Drones Could Replace $127 Billion Worth Of Human Labor (businessinsider.com.au)
An anonymous reader quotes a report from Business Insider: A new report from PwC finds that drones could replace $127 billion worth of human labor and services across several industries. Infrastructure and agriculture make up the largest chunks of the potential value -- some $77.6 billion between them -- including services like completing the last mile of delivery routes and spraying crops with laser-like precision. Economists seem to agree that robot automation poses real threats to human labour within the next few decades. Drones are a cheap, versatile first step toward that future. According to the new PwC report, they're also a solid cost-cutting measure. Along with infrastructure and agriculture, drones will help tech giants like Amazon deliver packages, allow security companies to better monitor their sites, help producers and advertisers to film projects, allow telecommunication firms to easily check on their towers, and give mining companies a new way to plan their digs.
It is productive human effort that CREATES wealth
Human effort is made more productive by technological growth. In the early 1900s, 60% of United States laborers were agricultural workers; we invented tons of new farm technologies, and now 2% of United States workers provide food, fiber (clothing), and biofuels for the US and an export market--and half their output is global exports. Just in 1950, middle-class American families spent over 30% of their household income on food; with advances in agricultural technology replacing humans with technology produced using fewer humans than the technology replaced, people now spend under 12% of their income on food.
Human effort doesn't create wealth; output creates wealth. Technology increases output. The single, simple danger is removing jobs too quickly to replace them: once you've deployed new technology and eliminated the corresponding jobs, wage-labor costs go down, and the minimum price drops; it takes time for market forces (notably inflation pressure and competition--both directly with producers of similar goods and indirectly with *anything* *else* consumers might buy instead of fancy Uggs or tablets or paperback books) to leave the money back in consumer hands, and then laborers have to compete with machines on wage-labor costs.

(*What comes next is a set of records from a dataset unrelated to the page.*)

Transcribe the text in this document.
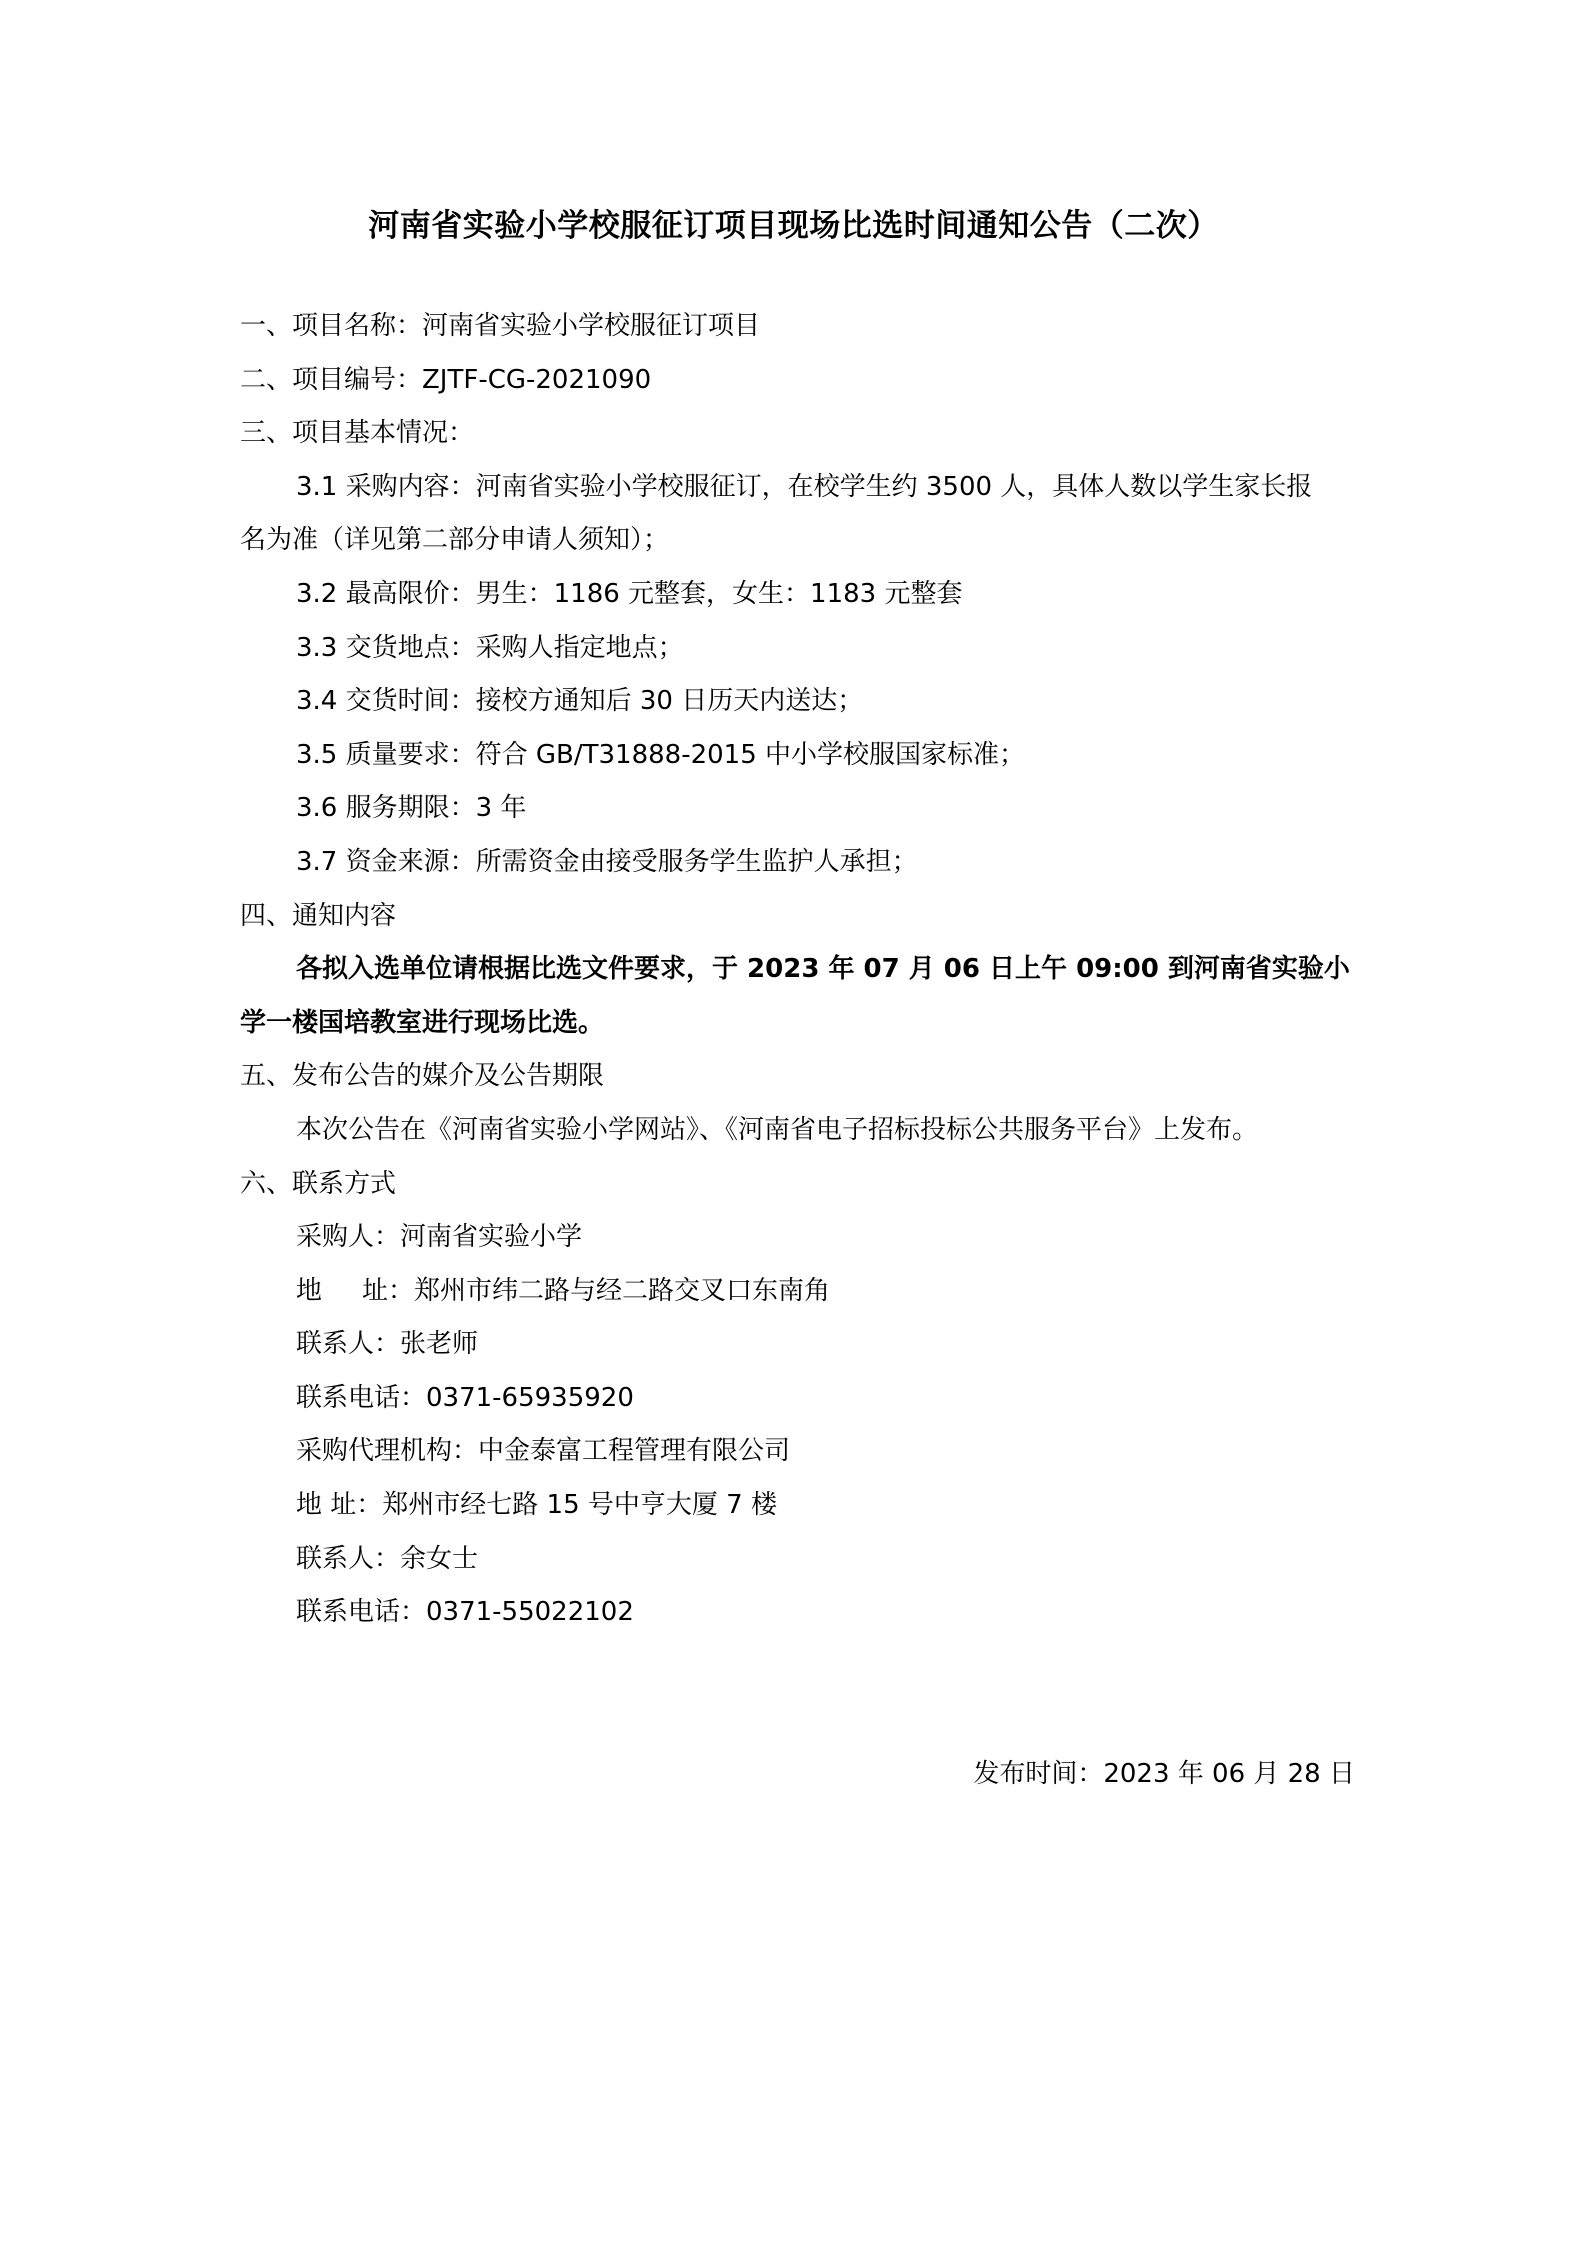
河南省实验小学校服征订项目现场比选时间通知公告（二次）
一、项目名称：河南省实验小学校服征订项目
二、项目编号：ZJTF-CG-2021090
三、项目基本情况：
3.1 采购内容：河南省实验小学校服征订，在校学生约 3500 人，具体人数以学生家长报
名为准（详见第二部分申请人须知）；
3.2 最高限价：男生：1186 元整套，女生：1183 元整套
3.3 交货地点：采购人指定地点；
3.4 交货时间：接校方通知后 30 日历天内送达；
3.5 质量要求：符合 GB/T31888-2015 中小学校服国家标准；
3.6 服务期限：3 年
3.7 资金来源：所需资金由接受服务学生监护人承担；
四、通知内容
各拟入选单位请根据比选文件要求，于 2023 年 07 月 06 日上午 09:00 到河南省实验小
学一楼国培教室进行现场比选。
五、发布公告的媒介及公告期限
本次公告在《河南省实验小学网站》、《河南省电子招标投标公共服务平台》上发布。
六、联系方式
采购人：河南省实验小学
地 址：郑州市纬二路与经二路交叉口东南角
联系人：张老师
联系电话：0371-65935920
采购代理机构：中金泰富工程管理有限公司
地 址：郑州市经七路 15 号中亨大厦 7 楼
联系人：余女士
联系电话：0371-55022102
发布时间：2023 年 06 月 28 日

Minimum wage hikes exacerbate this by speeding the replacement of labor with machines WITHOUT a corresponding reduction in wage-labor cost, thus without increasing consumer buying power: instead of costing $40, a Toaster suddenly costs $55, but we replace the high-wage humans with lower-cost machines to make a $50 toaster. Consumers are no more wealthy, and thus can't buy more stuff, thus can't create new jobs (and, in the case where the cost of labor-replacing machines exceeds the pre-wage-increase cost of human labor, the consumer base becomes *less* capable of sustaining existing jobs, and so more people go unemployed). At the same time, with wage-labor being more expensive, it's harder for consumers to supply the purchasing power to create new jobs for the displaced: your economy gets poorer.
This is why economic policies such as non-wage standard-of-living systems like a Citizen's Dividend need to replace minimum wages. It's also why sales taxes are horrible, payroll taxes are bad, and progressive taxes are the best currently-known tax: sales and payroll tax increase consumer expenditure, thus creating a poorer consumer class and reducing the number of available jobs per consumer; while progressive income taxes allow you to reduce taxes on the working class consumer *without* raising taxes on the rich upper class as the income gap spreads, thus creating a more powerful consumer class and increasing the number of jobs available per consumer.
We need an increase in the take-home pay per wage-dollar expenditure: when your employer spend $1,000 on your salary, you should come home with something closer to $1,000. If you come home with $600, you still have to buy products at prices reflecting a portion of a wage-laborer's $1,000; if you come home with $800, that price is still based on a portion of the same $1,000 of wage-labor, but you're both taking home 1/3 more money out of that cost, and your ability to buy products is increased by that much.
Such policies are not very hard to design; transitioning onto them is the difficult part.